Yesterday marked the second day of the course I’m taking at UC Berkeley titled, simply, “Visualization.” I’ll be recording my most valuable learnings from the course here on the blog, mostly for the benefit of fellow DMIers. If you find this interesting, just follow along on the blog, or find more information on the class wiki. Yes, everything related to the course is on there — the readings, completed assignments, everything.
One of our readings for class was “The Eyes Have It: A Task by Data Type Taxonomy for Information Visualizations,” by Ben Shneiderman. In it, Schneiderman outlines a taxonomy that covers nearly all types of data:
- 1D (point, one value)
- 2D (x/y, planes, maps, etc.)
- 3D (x/y/z, space, objects with depth)
- Temporal (4 dimensions)
- Multi-dimensional (or nD, basically any datum with >4 dimensions or values)
- Trees (hierarchically structured data)
- Networks (graph structure, or non-hierarchical, but related)
I recommend spending a few minutes with his article.
We also talked about Nominal, Ordinal, and Quantitative data.
- Nominal data is named, or labeled (e.g. apples, oranges, starfish, racecars), although the labels are not related in any direct way.
- Ordinal data is ordered (e.g. grade A meat, grade AA, and grade AAA).

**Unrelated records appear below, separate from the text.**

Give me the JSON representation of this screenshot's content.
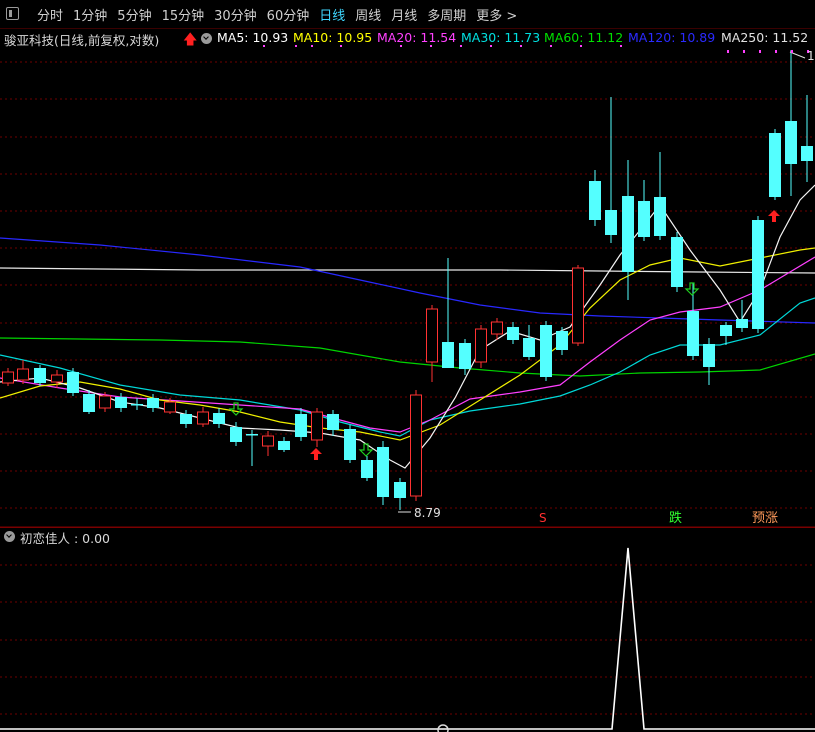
{
  "toolbar": {
    "tabs": [
      {
        "label": "分时"
      },
      {
        "label": "1分钟"
      },
      {
        "label": "5分钟"
      },
      {
        "label": "15分钟"
      },
      {
        "label": "30分钟"
      },
      {
        "label": "60分钟"
      },
      {
        "label": "日线"
      },
      {
        "label": "周线"
      },
      {
        "label": "月线"
      },
      {
        "label": "多周期"
      },
      {
        "label": "更多 >"
      }
    ],
    "active_tab": "日线"
  },
  "chart": {
    "title": "骏亚科技(日线,前复权,对数)",
    "ma": [
      {
        "label": "MA5: 10.93",
        "color": "#ffffff"
      },
      {
        "label": "MA10: 10.95",
        "color": "#ffff00"
      },
      {
        "label": "MA20: 11.54",
        "color": "#ff40ff"
      },
      {
        "label": "MA30: 11.73",
        "color": "#00e0e0"
      },
      {
        "label": "MA60: 11.12",
        "color": "#00e000"
      },
      {
        "label": "MA120: 10.89",
        "color": "#2a2aff"
      },
      {
        "label": "MA250: 11.52",
        "color": "#e0e0e0"
      }
    ],
    "low_label": "8.79",
    "high_label": "1",
    "signals": {
      "s": "S",
      "die": "跌",
      "yuzhang": "预涨"
    }
  },
  "indicator": {
    "label": "初恋佳人 : 0.00"
  },
  "colors": {
    "up": "#ff3232",
    "down": "#54ffff",
    "grid": "#6e0000",
    "arrow_up": "#ff2020",
    "arrow_down": "#20d020"
  }
}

The order is known—whether from low to high or best to worst — but not the relative distance between each measure. (For example, we know that grade AAA meat is different from grade AA, but we can’t say whether it’s 2.5 times better or 88.3 times worse than AA.)
- Quantitative data is quanitifiable in that its relative position to other data can be easily identified. (22 is 12 more than 10.)
Whether you use N, O, or Q depends on what your goal is for the visualization. For example, you could start with the numbers 10.5, 24.8, and -7.1. Your conceptual model tells you what the meaning of these values is. For example, the conceptual model could be distances, angles, or temperatures. Let’s use temperatures.
- If considered nominally, the values could be categorized as burned or frozen.
- If considered ordinally, the values could be categorized as cold, cool, warm, or hot.
- If considered quantitatively, the values would represent a range of relative temperature values.
Why bother with all this? Because not all data types can be visualized in all ways. Jacques Bertin was the first to approach this subject in depth, with his 1967 book Semiology of Graphics. In it, he indentified attributes of visual language (e.g. position, size, shape) that could correspond to the different types of information communicated. Nominal data is more easily represented than quantitative data, it turns out. For example, it’s difficult to sequence using color (since the eye does not naturally perceive blue coming after yellow or before red), although color is great for labeling nominal values (cities, suburbs, disputed territories).